藍臻繼續說道:“從盛京一路南下少說也有千里,你竟能堅持到從我手中拿了救災糧餉才病倒。與我一同北上,一路下來,竟無需侍女伺候,仍能井井有條。之后在曲荷苑,我故意讓曹遇送去生食材,等你來求我,你居然自己洗手做羹湯。今天,你竟不避諱男女之嫌,還會包扎傷口,且如此利索。沈卿言,若不是我派人查過你,還真的不敢相信你是一個養在深閨的公主。”
“這都是基本的生活技能,我會有什么奇怪的,倘若哪天我不是長公主了,有了這些技能也不至于活不下去吧,我這是未雨綢繆。”卿言打著哈哈,心想,若是告訴他自己是從未來穿越時空而來的,還指不定被他當成什么妖魔鬼怪呢。
“未雨綢繆?小言兒,若是連這些也要你未雨綢繆,那么,你需要綢繆的東西也太多了。”顯然,這樣的答案藍臻不信,既然卿言不愿說,他也沒打算刨根問底。

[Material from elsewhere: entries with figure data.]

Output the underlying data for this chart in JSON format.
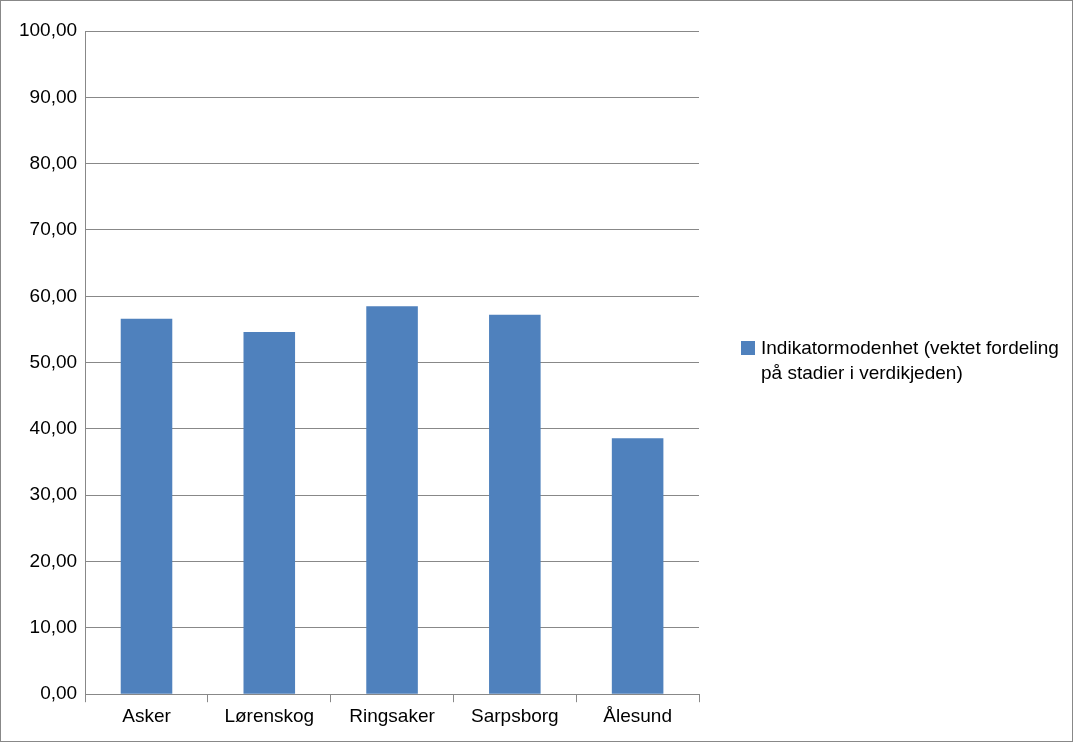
{
  "chart_data": {
    "type": "bar",
    "categories": [
      "Asker",
      "Lørenskog",
      "Ringsaker",
      "Sarpsborg",
      "Ålesund"
    ],
    "series": [
      {
        "name": "Indikatormodenhet (vektet fordeling på stadier i verdikjeden)",
        "color": "#4f81bd",
        "values": [
          56.6,
          54.6,
          58.5,
          57.2,
          38.6
        ]
      }
    ],
    "ylim": [
      0,
      100
    ],
    "yticks": [
      {
        "value": 0,
        "label": "0,00"
      },
      {
        "value": 10,
        "label": "10,00"
      },
      {
        "value": 20,
        "label": "20,00"
      },
      {
        "value": 30,
        "label": "30,00"
      },
      {
        "value": 40,
        "label": "40,00"
      },
      {
        "value": 50,
        "label": "50,00"
      },
      {
        "value": 60,
        "label": "60,00"
      },
      {
        "value": 70,
        "label": "70,00"
      },
      {
        "value": 80,
        "label": "80,00"
      },
      {
        "value": 90,
        "label": "90,00"
      },
      {
        "value": 100,
        "label": "100,00"
      }
    ],
    "grid": "y",
    "legend": "right"
  }
}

“我雖貴為儲君,可晉王對我一直虎視眈眈,今日我或許還是長公主,明日說不定就是下堂君了。”卿言還是打著哈哈,順便轉移話題。
“放心,小言兒,有你那兩位駙馬在,想讓你下堂也不是件容易的事。”藍臻挑了挑眉,“況且還有我,小言兒,我也不會讓你下堂的。”藍臻曖昧的朝卿言眨了眨眼,順著卿言的話題半真半假的許諾。